BunInOven21 - 57 days ago Rating: 0 (0 votes) hey, well your 10 weeks preog...my hubby honestly wasent super excited until he noticed the belly...thats when things get real...to the men they arent feeling anything...so they kinda dont feel like anything is happening...but once you start showing..and especially when the baby starts kicking he will be able to be more involved! dont worry, im sure this happens with alot of people. good luck with everything :)

sarahann - 57 days ago Rating: 0 (0 votes) It is very frustrating, disappointing and extremely upsetting, but as the others have said, it's normal. I expected my partner to be extra loving towards me and put his hand on my belly and ask questions like, 'How's the baby going? Is she kicking today?" etc. Unfortunately he never once asked about the baby, or my health or comfort or feelings. He never touched my belly, even though I used to try to encourage him. He never took any photos of me pregnant even though I told him I wanted photos. I would try and talk about baby things (not too much in case it annoyed him though) but he just didn't seem interested. It upset me, because I would see other men with their hands on their partners belly, etc. My own brother took photos of his wife every week when she was pregnant, he was so into it, and so carefull and loving towards her.
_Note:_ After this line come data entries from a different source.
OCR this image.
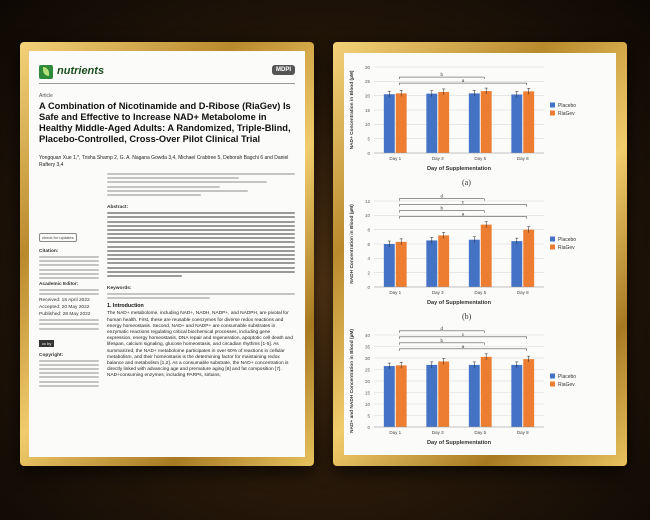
nutrients	MDPI
Article
A Combination of Nicotinamide and D-Ribose (RiaGev) Is Safe and Effective to Increase NAD+ Metabolome in Healthy Middle-Aged Adults: A Randomized, Triple-Blind, Placebo-Controlled, Cross-Over Pilot Clinical Trial
Yongquan Xue 1,*, Trisha Shamp 2, G. A. Nagana Gowda 3,4, Michael Crabtree 5, Deborah Bagchi 6 and Daniel Raftery 3,4
check for updates
Citation:
Academic Editor:
Received: 18 April 2022
Accepted: 20 May 2022
Published: 28 May 2022
cc by
Copyright:
Abstract:
Keywords:
1. Introduction
The NAD+ metabolome, including NAD+, NADH, NADP+, and NADPH, are pivotal for human health. First, these are reusable coenzymes for diverse redox reactions and energy homeostasis. Second, NAD+ and NADP+ are consumable substrates in enzymatic reactions regulating critical biochemical processes, including gene expression, energy homeostasis, DNA repair and regeneration, apoptotic cell death and lifespan, calcium signaling, glucose homeostasis, and circadian rhythms [1-5]. As summarized, the NAD+ metabolome participates in over 60% of reactions in cellular metabolism, and their homeostasis is the determining factor for maintaining redox balance and metabolism [1,2]. As a consumable substrate, the NAD+ concentration is directly linked with advancing age and premature aging [6] and fat composition [7]. NAD+consuming enzymes, including PARPs, sirtuins,
0
5
10
15
20
25
30
NAD+ Concentration in Blood (µM)
Day 1	Day 3	Day 5	Day 8
Day of Supplementation
a
b
Placebo
RiaGev
(a)
0
2
4
6
8
10
12
NADH Concentration in Blood (µM)
Day 1	Day 3	Day 5	Day 8
Day of Supplementation
a
b
c
d
Placebo
RiaGev
(b)
0
5
10
15
20
25
30
35
40
NAD+ and NADH Concentration in Blood (µM)	Day 1	Day 3	Day 5	Day 8
Day of Supplementation
a
b
c
d
Placebo
RiaGev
So I guess I had high expectations. On the up side though, my partner came to every medical appointment and was the most amazing support during the birth. He is the best father to our baby and is just amazing with her. It is so lovely. So I suppose I don't have any tips, just keep in mind that he may not get more involved at all during your pregnancy but once your baby is born I'm sure it will be a different story. It is upsetting, but keep in mind it is probably nothing personal on his behalf. I wish you a safe and happy pregnancy.

athome - 57 days ago Rating: 0 (0 votes) In my experience most men cant actually grasp the reality of the baby existing at this early stage. I mean they understand it in theory but they dont experience the symptoms that make it all the more real to us. My husband was hit hard when DD actually "arrived" the moment he saw he he just burst into tears , unusual for him, he said until he saw her it was hard for him to get his head around. Has your partner seen any ultrasound footage yet, he wouldnt have felt bub kick or anything yet and you wouldnt be showing much yet so it wont be "real" to him. Just give him time. We are expecting our third and my husband still doesn't seem that "into" everything yet. Its frustrating, I just try and share it with other mums who understand for the time being. He'll get there - eventually.

holly28 - 57 days ago Rating: 0 (0 votes) I too had these concerns earlier on in my pregnancy. But, after talking to a lot of people (including other dads) I have come to the conclusion that this is perfectly normal. They say that a woman becomes a mother the second she finds out she is pregnant whereas a man doesn't become a dad until he sees/holds his child. My only tip is to NOT push the issue. He will come around on his own time. My b/f still isn't as involved as I would like but has definitely gotten better (and still is) as we get further and further along.